Le temps que sa rapidité nous donne, elle nous le reprend aussitôt pour nous expédier ailleurs [...]. Elle nous mène à la campagne mais, bientôt, l'auto aidant, nous ne trouverons plus à cent kilomètres de voiture la baignade ou la verdure
qui nous attendaient à cinq minutes de marche."
Bernard Charbonneau
Quelques alternatives à l’auto-solisme
L’auto-solisme, c’est le fait de circuler seul·e dans sa voiture. Phénomène qui fait grimper en flèche les émissions de gaz à effet de serre d’une personne. Heureusement, nées de l’intelligence collective, un tas d’alternatives à l’auto-solisme existent un peu partout sur les territoires pour réaliser les trajets du quotidien. Qui demandent de la volonté et un peu d’organisation mais qui en échange peuvent être sources de belles histoires. Quelques exemples :
> Les pédibus : dans pas mal de villes désormais, des trajets domicile-école à pieds ou en vélo-bus avec plusieurs arrêts ont été mis en place. Les parents, délestés du prétexte… euh de la charge d’amener leur enfant à l’école peuvent alors trouver une alternative type vélo ou transport en commun pour aller au travailler (quand c’est possible bien sûr !)
> Des navettes autonomes à partager : c’est ce que va mettre en place la commune de La Jarrie près de La Rochelle.
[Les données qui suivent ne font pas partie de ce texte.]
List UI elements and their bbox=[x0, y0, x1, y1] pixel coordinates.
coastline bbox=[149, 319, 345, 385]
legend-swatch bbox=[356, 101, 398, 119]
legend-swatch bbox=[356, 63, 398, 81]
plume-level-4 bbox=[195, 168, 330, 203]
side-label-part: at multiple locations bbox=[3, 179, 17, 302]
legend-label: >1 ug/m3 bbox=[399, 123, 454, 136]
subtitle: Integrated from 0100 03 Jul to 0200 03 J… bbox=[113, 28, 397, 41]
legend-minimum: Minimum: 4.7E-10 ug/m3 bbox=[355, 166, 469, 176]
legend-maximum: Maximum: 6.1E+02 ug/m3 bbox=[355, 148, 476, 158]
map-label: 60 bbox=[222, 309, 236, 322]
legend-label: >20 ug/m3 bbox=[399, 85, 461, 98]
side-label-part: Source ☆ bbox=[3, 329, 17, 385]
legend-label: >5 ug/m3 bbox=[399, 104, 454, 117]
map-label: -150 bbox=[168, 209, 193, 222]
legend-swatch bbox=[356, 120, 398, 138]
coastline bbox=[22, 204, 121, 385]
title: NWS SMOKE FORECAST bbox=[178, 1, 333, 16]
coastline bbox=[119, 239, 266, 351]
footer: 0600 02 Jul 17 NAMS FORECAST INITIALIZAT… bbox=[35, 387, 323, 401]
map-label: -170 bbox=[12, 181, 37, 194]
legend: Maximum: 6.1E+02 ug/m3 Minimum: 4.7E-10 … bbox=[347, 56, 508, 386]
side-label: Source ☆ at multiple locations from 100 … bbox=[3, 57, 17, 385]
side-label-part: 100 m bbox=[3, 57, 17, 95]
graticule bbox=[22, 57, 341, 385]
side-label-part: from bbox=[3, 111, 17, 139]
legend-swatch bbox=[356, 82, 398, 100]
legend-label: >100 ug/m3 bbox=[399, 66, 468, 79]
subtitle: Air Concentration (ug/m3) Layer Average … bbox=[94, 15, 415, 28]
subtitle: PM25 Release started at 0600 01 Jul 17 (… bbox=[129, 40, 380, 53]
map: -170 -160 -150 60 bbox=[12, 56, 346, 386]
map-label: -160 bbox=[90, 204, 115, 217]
D’abord sous forme de test, la navette électrique, incluse dans le dispositif Yélo, permettra de réaliser des trajets dans les communes rurales alentour sur demande, via l'application idoine.
> Des dispositifs de transports multi et inter-modaux : c’est le cas du dispositif Yélo à La Rochelle, qui centralise, via un abonnement et carte uniques, l’accès aux réseaux de bus, aux vélos et voitures électriques en libre partage, aux bus de mer électro-solaires et aux six gares de TER de l’agglomération de La Rochelle.
> Le développement des transports ferroviaires comme c’est le cas au Japon où les activités économiques se sont globalement développées autour des gares.
> Le développement de vélos en tous genres : cargos, avec des places pour les enfants, transporteurs de palettes, etc.
> Le covoiturage : d’un point à un autre grâce au bon sens entre voisins ou via une application, ou sous forme d’arrêts de bus.
Et vous, vous avez forcément des idées ? Le vélo-rail ?
Bref, nous ne sommes pas sans moyens. Il nous semble que la question posée est celle de la volonté. Politique. Individuelle. Collective. Qui inclut à la fois envie de faire autrement et acceptation de renoncer à certaines facilités. Pour ce qui est de notre expérience, on a longtemps cru que la voiture était synonyme de liberté (et elle l’a été à notre échelle), mais s’en débarrasser, paroles de Pandas Roux, est une autre forme de liberté.